A Q&A with Gerald Shulman

Gerald I. Shulman, MD, PhD, George R. Cowgill Professor of Medicine (Endocrinology) and Cellular and Molecular Physiology, Investigator Emeritus of the Howard Hughes Medical Institute, and co-director of the Yale Diabetes Research Center, studies the molecular basis for insulin resistance, a condition found in approximately forty percent of U.S. adults.

“One of the major threats to global health in the 21st century, insulin resistance is a key factor in the development of type 2 diabetes, cardiovascular disease, fatty liver disease, neurogenerative disease, and obesity-associated cancers,” Shulman said. “Understanding the molecular basis for insulin resistance can lead to novel therapies that help prevent these diseases.”

Shulman is the recipient of numerous awards, including the American Diabetes Association’s Banting Medal for Scientific Achievement, the European Association for the Study of Diabetes-Lilly Centennial Anniversary Prize, the American Society of Clinical Investigation’s Stanley J. Korsmeyer Award, and the Endocrine Society’s Outstanding Clinical Investigator Award.

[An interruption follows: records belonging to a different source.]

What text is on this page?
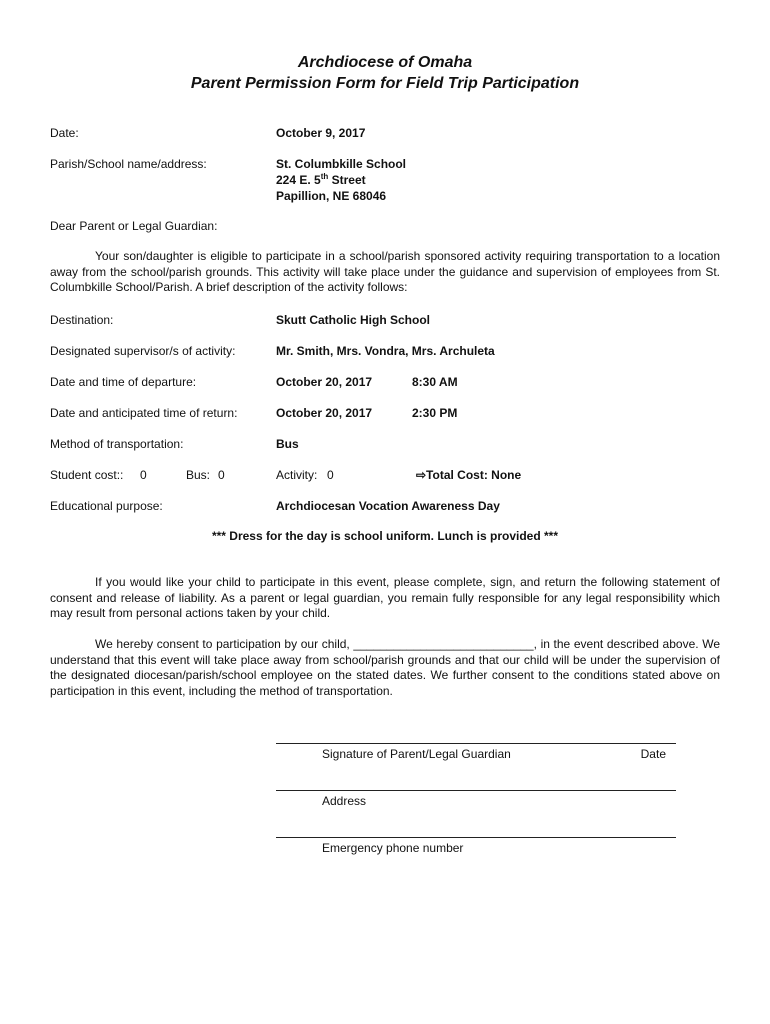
Archdiocese of Omaha
Parent Permission Form for Field Trip Participation
Date:	October 9, 2017
Parish/School name/address:	St. Columbkille School
224 E. 5th Street
Papillion, NE 68046
Dear Parent or Legal Guardian:
Your son/daughter is eligible to participate in a school/parish sponsored activity requiring transportation to a location away from the school/parish grounds. This activity will take place under the guidance and supervision of employees from St. Columbkille School/Parish. A brief description of the activity follows:
Destination:	Skutt Catholic High School
Designated supervisor/s of activity:	Mr. Smith, Mrs. Vondra, Mrs. Archuleta
Date and time of departure:	October 20, 2017	8:30 AM
Date and anticipated time of return:	October 20, 2017	2:30 PM
Method of transportation:	Bus
Student cost:: 0	Bus: 0	Activity: 0	⇨Total Cost: None
Educational purpose:	Archdiocesan Vocation Awareness Day
*** Dress for the day is school uniform. Lunch is provided ***
If you would like your child to participate in this event, please complete, sign, and return the following statement of consent and release of liability. As a parent or legal guardian, you remain fully responsible for any legal responsibility which may result from personal actions taken by your child.
We hereby consent to participation by our child, ___________________________, in the event described above. We understand that this event will take place away from school/parish grounds and that our child will be under the supervision of the designated diocesan/parish/school employee on the stated dates. We further consent to the conditions stated above on participation in this event, including the method of transportation.
Signature of Parent/Legal Guardian	Date
Address
Emergency phone number
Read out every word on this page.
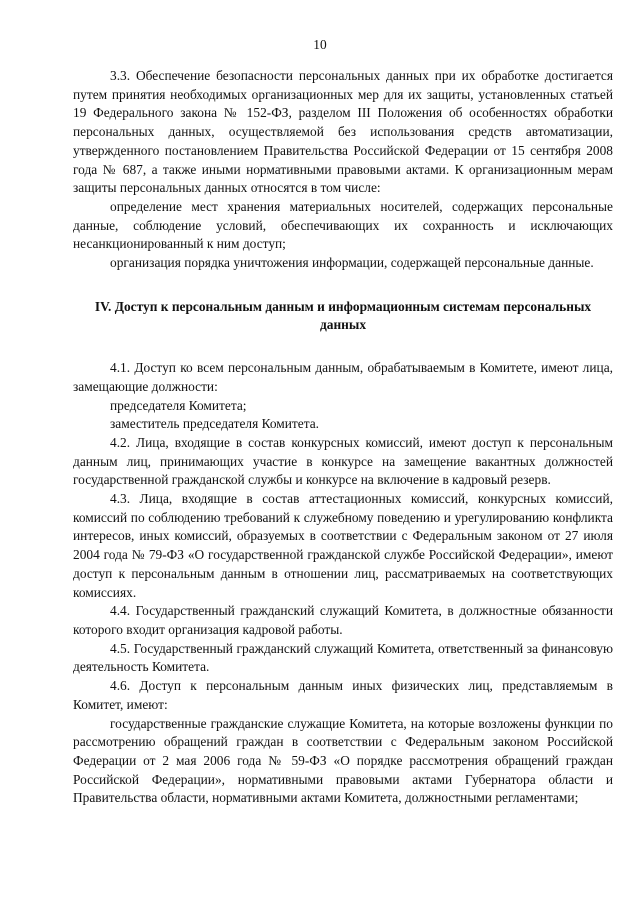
10

3.3. Обеспечение безопасности персональных данных при их обработке достигается путем принятия необходимых организационных мер для их защиты, установленных статьей 19 Федерального закона № 152-ФЗ, разделом III Положения об особенностях обработки персональных данных, осуществляемой без использования средств автоматизации, утвержденного постановлением Правительства Российской Федерации от 15 сентября 2008 года № 687, а также иными нормативными правовыми актами. К организационным мерам защиты персональных данных относятся в том числе:

определение мест хранения материальных носителей, содержащих персональные данные, соблюдение условий, обеспечивающих их сохранность и исключающих несанкционированный к ним доступ;

организация порядка уничтожения информации, содержащей персональные данные.

IV. Доступ к персональным данным и информационным системам персональных данных

4.1. Доступ ко всем персональным данным, обрабатываемым в Комитете, имеют лица, замещающие должности:

председателя Комитета;

заместитель председателя Комитета.

4.2. Лица, входящие в состав конкурсных комиссий, имеют доступ к персональным данным лиц, принимающих участие в конкурсе на замещение вакантных должностей государственной гражданской службы и конкурсе на включение в кадровый резерв.

4.3. Лица, входящие в состав аттестационных комиссий, конкурсных комиссий, комиссий по соблюдению требований к служебному поведению и урегулированию конфликта интересов, иных комиссий, образуемых в соответствии с Федеральным законом от 27 июля 2004 года № 79-ФЗ «О государственной гражданской службе Российской Федерации», имеют доступ к персональным данным в отношении лиц, рассматриваемых на соответствующих комиссиях.

4.4. Государственный гражданский служащий Комитета, в должностные обязанности которого входит организация кадровой работы.

4.5. Государственный гражданский служащий Комитета, ответственный за финансовую деятельность Комитета.

4.6. Доступ к персональным данным иных физических лиц, представляемым в Комитет, имеют:

государственные гражданские служащие Комитета, на которые возложены функции по рассмотрению обращений граждан в соответствии с Федеральным законом Российской Федерации от 2 мая 2006 года № 59-ФЗ «О порядке рассмотрения обращений граждан Российской Федерации», нормативными правовыми актами Губернатора области и Правительства области, нормативными актами Комитета, должностными регламентами;
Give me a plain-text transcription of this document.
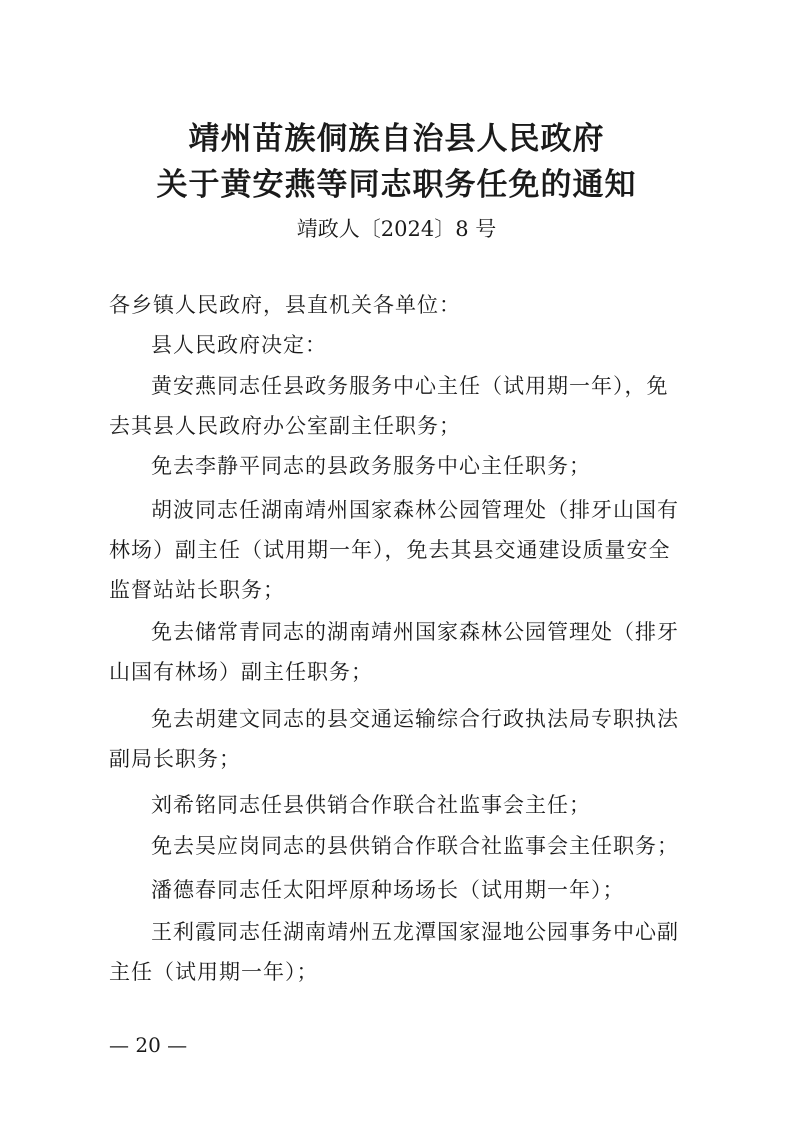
靖州苗族侗族自治县人民政府
关于黄安燕等同志职务任免的通知
靖政人〔2024〕8 号

各乡镇人民政府，县直机关各单位：

县人民政府决定：

黄安燕同志任县政务服务中心主任（试用期一年），免去其县人民政府办公室副主任职务；

免去李静平同志的县政务服务中心主任职务；

胡波同志任湖南靖州国家森林公园管理处（排牙山国有林场）副主任（试用期一年），免去其县交通建设质量安全监督站站长职务；

免去储常青同志的湖南靖州国家森林公园管理处（排牙山国有林场）副主任职务；

免去胡建文同志的县交通运输综合行政执法局专职执法副局长职务；

刘希铭同志任县供销合作联合社监事会主任；

免去吴应岗同志的县供销合作联合社监事会主任职务；

潘德春同志任太阳坪原种场场长（试用期一年）；

王利霞同志任湖南靖州五龙潭国家湿地公园事务中心副主任（试用期一年）；

— 20 —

Most recently, he was selected for the Bodil M. Schmidt-Nielsen Distinguished Mentor and Scientist Award, which recognizes a member of the American Physiological Society who has made outstanding contributions to research and to training the next generation of physiologists.

In a Q&A, Shulman discusses the basics of insulin resistance, how the condition impacts our health, and the steps we can take to reverse it.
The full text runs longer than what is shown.